Because the Earth is tilted at 23.5 degrees, the equator gets much more sunlight than the poles, and the rays are nearly directly overhead. At the poles, alternately for 6 months at a time, sunshine is weak or nonexistent, and it comes in from an angle, stronger and more direct in the polar summer, and weaker and less direct in the polar winter.
This produces uneven heating of the earth’s surface. This is the indirect cause of waves, but more explanation is needed to best understand this.
Cold air is denser than warm air, so cold air falls and warm air rises. In making this vertical movement, winds are created as warm air moves toward the poles and cold air moves toward the equator. Because of the spin of the earth, the winds move at an angle, rather than directly North and South. It is the wind that is the direct cause of the waves, as we will see shortly.
Wind flowing across water causes ripples. Most people have seen this phenomenon on lakes and even swimming pools. Ripples are nothing more than shallow waves.
In the ocean, though, the ripples can gather together, creating what we more normally think of as waves and swells, especially in the presence of strong air flows like the winds around storms. What we see on a beach as the breaking waves is a result of the water being piled up by the force of the winds. The strength of the winds, how far they’ve traveled, and the depth of the water at the point that they crest determines the height of the wave.
There are two main kinds of secondary waves, too.
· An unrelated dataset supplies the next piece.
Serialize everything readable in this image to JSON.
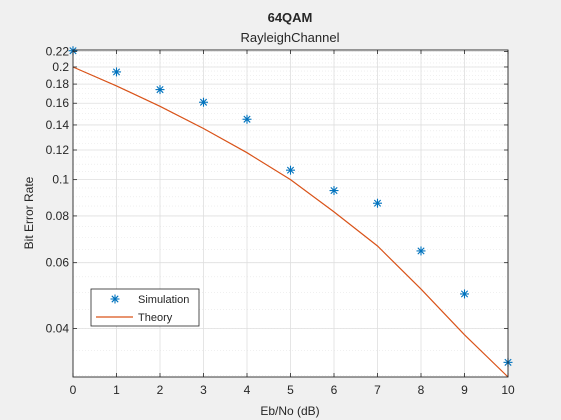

One of these is when there is an earthquake, underwater landslide, or volcano that very suddenly displaces a large amount of water. The water rushes in, then rebounds, creating a wave that originates far below the surface of the water. The waves that are produced can move at astonishing speeds of over 500 mph (800 km/hr). They also have very long wavelengths (the distance from one wave crest to the next), so that the crests can be 15 minutes apart even at the great wave speed.
When these waves reach shallow water, the part of the wave at the ocean floor slows down due to friction against the sand and rock, while the top of it continues moving at high speed. This forces the water to even higher crests as water builds up behind the wave, until they finally break, in the form of a tsunami. Tsunamis can measure hundreds of feet high (tens of meters high).
The second sort of secondary wave is called a climatological wave, and this occurs when a storm at sea causes the water to bunch up in front of the storm front. An example of this sort of wave is the storm surge that is common, and which causes a majority of the damage, when a hurricane strikes land.
Waves are more complex than most people think, and part of that complexity adds to the fact that there is more than one single simple cause. They can be spectacular or they can be destructive. However, by making the effort to understand them, we learn ways that our earth functions.